Unfortunately, there's a bit too much going on for SHOGO to handle in its traditional FPS structure, and so you end up being thrown big dollops of information in level-bookending cutscenes that are hard to digest. Still, it's an admirable effort, with decent writing and voice-acting to back it up.
In the end though, it isn't storytelling or its amiable stumbles that save SHOGO, it's the strength of its gunplay. SHOGO sports a delightfully destructive arsenal, and there's clear distinction between how the mech sections and the on-foot sections play. Inside your mech, you're a juggernaut of death, crushing tanks and puny humans underfoot as you blow other mechs to smithereens, Your weapons are as weird as they are powerful including a gun that fires spider-mines, and a cluster-rocket launcher with the rather unfortunate name of the "Growler".
Outside your mech, however, you're far more squishy and vulnerable, fighting in complex, mazy environments where enemies await to ambush you around every other corner. These sections can be extremely tough, as Monolith rely on enemy placement rather than AI to make the combat interesting, and your opponents react with merciless speed to your presence. Sanjuro's guns aren't as interesting as his mech's more eclectic weaponry, but they are just as satisfying, especially the assault rifle. Special mention also goes to the Kato grenade launcher, which fires hovering balls of energy that literally blow enemies into their own shadow.
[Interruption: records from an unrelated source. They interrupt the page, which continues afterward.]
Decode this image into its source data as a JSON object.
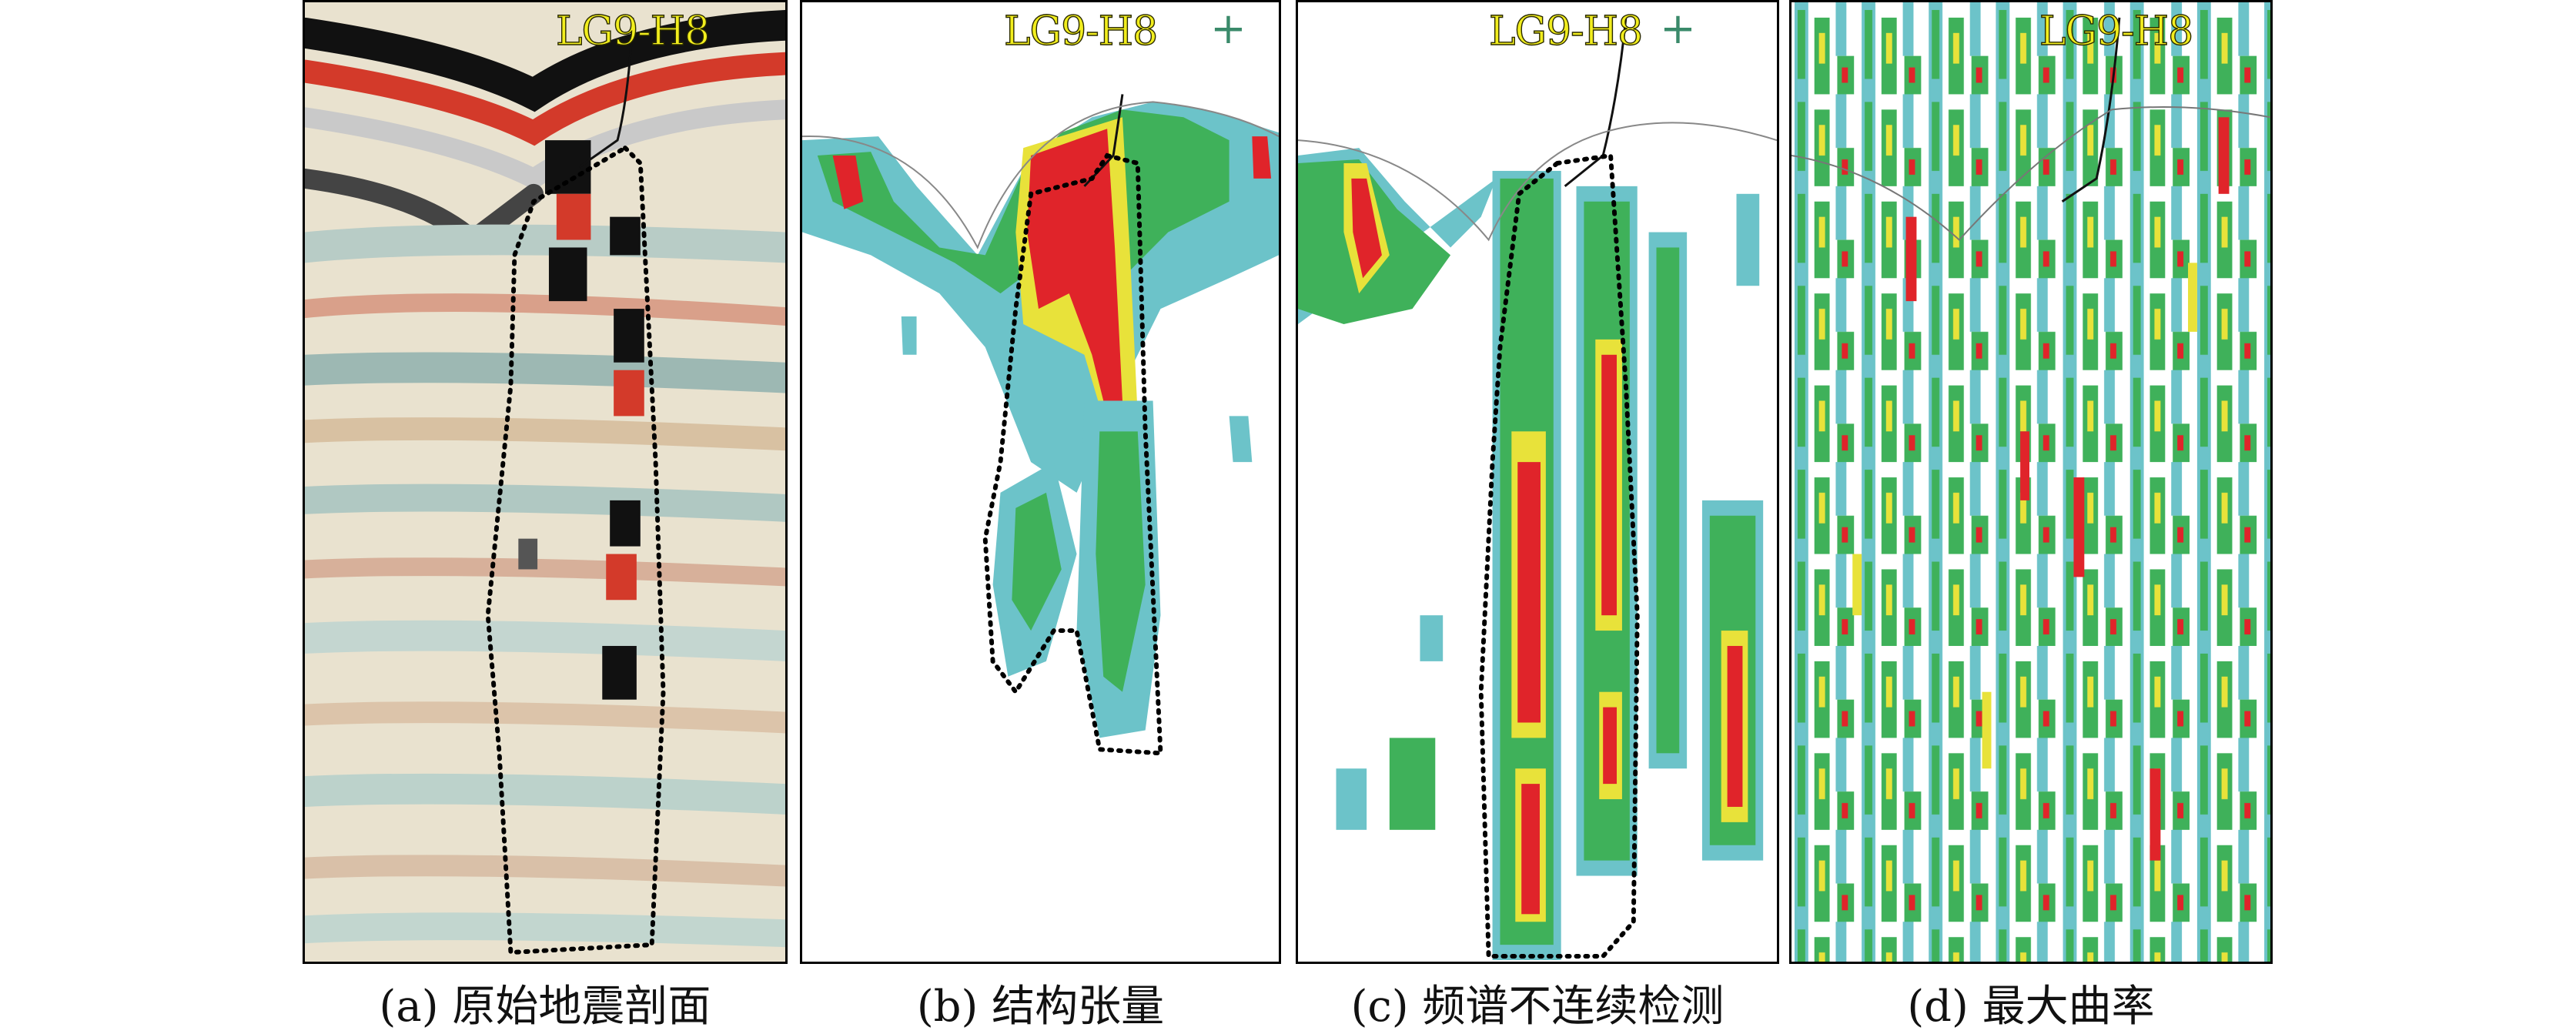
{
  "well_label": "LG9-H8",
  "plus_sign": "+",
  "panels": [
    {
      "caption": "(a) 原始地震剖面"
    },
    {
      "caption": "(b) 结构张量"
    },
    {
      "caption": "(c) 频谱不连续检测"
    },
    {
      "caption": "(d) 最大曲率"
    }
  ],
  "colors": {
    "red": "#e0242a",
    "green": "#3fb15a",
    "cyan": "#6cc3c9",
    "yellow": "#e8e23a",
    "outline": "#000000"
  }
}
SHOGO's legacy is tough to trace, as it didn't make the splash Monolith hoped it would. Even its own expansion packs were cancelled due to lack of sales. But perhaps that's ok. There are more than enough games with a list of sequels as long as your arm, that have flogged the horse long past its demise. Sometimes it's nice for a game to be one and done, to be of its time in all the best and worst ways.
For my part, I'm happy that SHOGO is a game I can occasionally forget, because it means I can keep remembering it with that same surge of fondness.